Three years ago we wrote about égalité via the secondaries market in reference to Bpifrance‘s strip sale of private markets fund stakes. The move was part of a plan to democratise private equity for individual investors.

In that process, the French state-backed investment bank moved a 5 percent slice of its private equity assets into a fund and invited members of the public to buy exposure to it. All investors needed was a spare €5,000 and be a tax resident of France. Bpifrance has since replicated the process twice.

This week another France-based institution has decided to offer private equity exposure to non-institutional investors via the secondaries market, though at a smaller scale and for much wealthier investors. Tikehau Capital subsidiary Opale Capital said it had partnered with AlpInvest Partners, Goldman Sachs Asset Management and HarbourVest Partners to offer qualified investors equal thirds access to these three managers’ latest private equity flagship secondaries funds. Investors can get in for a minimum €100,000.
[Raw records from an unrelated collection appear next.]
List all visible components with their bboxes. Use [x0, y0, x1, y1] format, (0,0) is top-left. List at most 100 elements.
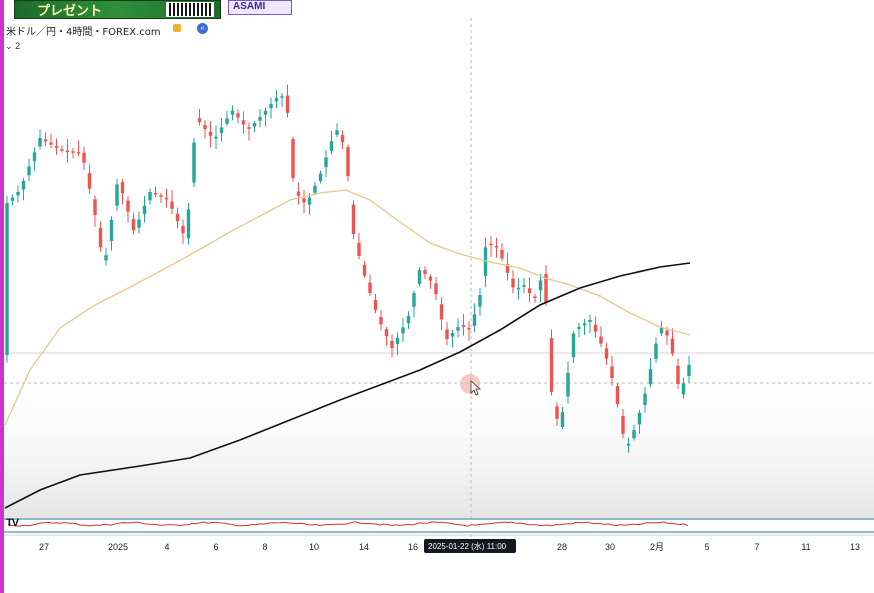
candle-body: [296, 191, 301, 196]
indicator-toggle[interactable]: ⌄ 2: [5, 41, 20, 52]
candle-body: [208, 131, 213, 136]
candle-body: [582, 323, 587, 326]
cursor-date-label: 2025-01-22 (水) 11:00: [428, 541, 507, 551]
candle-body: [428, 276, 433, 281]
candle-body: [544, 273, 548, 303]
candle-body: [131, 219, 136, 231]
promo-banner-text: プレゼント: [37, 4, 103, 19]
candle-body: [263, 110, 268, 115]
candle-body: [445, 329, 449, 339]
candle-body: [571, 333, 576, 358]
candle-body: [225, 118, 229, 124]
candle-body: [21, 180, 26, 190]
candle-body: [676, 365, 680, 384]
candle-body: [412, 293, 416, 307]
candle-body: [109, 219, 114, 241]
candle-body: [76, 152, 81, 154]
candle-body: [456, 327, 460, 331]
candle-body: [291, 138, 295, 179]
candle-body: [549, 338, 554, 392]
x-tick-label: 30: [605, 542, 615, 552]
market-status-icon: [173, 24, 181, 32]
x-tick-label: 2月: [650, 542, 664, 552]
candle-body: [632, 430, 636, 439]
candle-body: [401, 327, 405, 334]
candle-body: [214, 136, 218, 139]
candle-body: [670, 338, 675, 354]
candle-body: [120, 182, 125, 194]
candle-body: [489, 243, 493, 246]
candle-body: [175, 213, 180, 222]
arrow-icon[interactable]: «: [197, 23, 208, 34]
candle-body: [203, 124, 207, 129]
candle-body: [247, 127, 251, 129]
candle-body: [450, 333, 455, 337]
candle-body: [379, 317, 383, 325]
candle-body: [599, 336, 603, 344]
candle-body: [181, 226, 185, 234]
candle-body: [654, 343, 658, 359]
candle-body: [351, 204, 356, 234]
chevron-down-icon: ⌄: [5, 41, 13, 51]
candle-body: [98, 227, 103, 248]
candles: [5, 84, 691, 453]
candle-body: [533, 296, 537, 299]
promo-badge[interactable]: ASAMI: [228, 0, 292, 15]
candle-body: [516, 287, 521, 290]
candle-body: [395, 337, 400, 344]
candle-body: [159, 195, 163, 197]
candle-body: [483, 247, 488, 276]
x-tick-label: 11: [801, 542, 810, 552]
candle-body: [461, 325, 466, 327]
candle-body: [269, 104, 273, 109]
x-tick-label: 14: [359, 542, 369, 552]
candle-body: [153, 192, 158, 195]
candle-body: [505, 264, 510, 273]
candle-body: [318, 173, 323, 181]
candle-body: [87, 173, 92, 189]
candle-body: [643, 393, 647, 406]
x-tick-label: 6: [213, 542, 218, 552]
promo-banner[interactable]: プレゼント: [14, 0, 221, 19]
candle-body: [346, 147, 350, 176]
left-accent-bar: [0, 0, 4, 593]
candle-body: [626, 443, 631, 446]
candle-body: [192, 142, 196, 183]
candle-body: [527, 288, 532, 294]
x-tick-label: 4: [164, 542, 169, 552]
candle-body: [230, 110, 235, 115]
x-tick-label: 10: [309, 542, 319, 552]
candle-body: [16, 192, 20, 196]
candle-body: [285, 95, 290, 113]
lower-fade: [4, 360, 874, 520]
candle-body: [142, 205, 147, 214]
candle-body: [681, 383, 686, 395]
time-axis: 2720254681014161828302月571113: [39, 542, 860, 552]
candle-body: [390, 340, 394, 348]
candle-body: [32, 152, 37, 161]
candle-body: [560, 412, 565, 427]
qr-code-icon: [166, 2, 214, 17]
mouse-cursor-icon: [470, 380, 482, 396]
candle-body: [621, 415, 625, 434]
candle-body: [637, 412, 642, 425]
candle-body: [335, 130, 339, 135]
candle-body: [610, 366, 614, 378]
candle-body: [170, 201, 174, 209]
candle-body: [423, 270, 427, 275]
candle-body: [38, 138, 42, 147]
candle-body: [577, 326, 581, 329]
symbol-label[interactable]: 米ドル／円・4時間・FOREX.com: [6, 27, 161, 38]
candle-body: [593, 324, 598, 332]
candle-body: [5, 203, 9, 355]
oscillator-panel: [4, 518, 874, 533]
x-tick-label: 28: [557, 542, 567, 552]
candle-body: [186, 209, 191, 239]
x-tick-label: 5: [704, 542, 709, 552]
candle-body: [93, 199, 97, 215]
candle-body: [10, 197, 15, 201]
tradingview-logo-icon: TV: [6, 517, 19, 529]
candle-body: [511, 278, 515, 288]
candle-body: [340, 135, 345, 143]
Why secondaries? The answer lies in Opale’s view on the market. The firm is a bit pessimistic about the macroeconomic environment and believes the risk of a recession in markets is high, Paul Moreno Blosseville, Opale’s president, told Secondaries Investor. As such, it has put together strategies for investors that it believes are defensive, and others which benefit from global megatrends.

Secondaries fits within its defensive play, according to Moreno Blosseville. Whereas a typical buyout fund might hold between 10 and 20 underlying companies, a diversified secondaries fund may have exposure to thousands of underlying companies, he said. As such, any accident is going to be a lot less impactful on the fund.

Secondaries funds’ ability to beat the J-curve is also attractive to non-institutional investors in that they get exposure to funds that may already be mature and are de-risked to a certain extent, with visibility into how underlying companies are performing – something Moreno Blosseville says is an additional layer of security.

The importance of opening up private markets to French individual investors is particularly acute: the average French household has less than 1 percent of its wealth invested in private markets assets, well below what might be around 10 percent in other markets such as the US or the UK, Moreno Blosseville said.

Opale isn’t exactly blasting open private equity to the global masses – its offering is relatively small, initially targeting €30 million to invest across those three funds, though this allocation is flexible. Still, it’s a small move that demonstrates why secondaries can be an ideal way to facilitate non-institutional investors’ access to private markets.

As Ares Management president Michael Arougheti has previously highlighted, when it comes to the “retailisation” of private equity, secondaries portfolios are the “best way” for non-institutional investors, in particular such as via 401(k) and defined contribution plans, to access the asset class.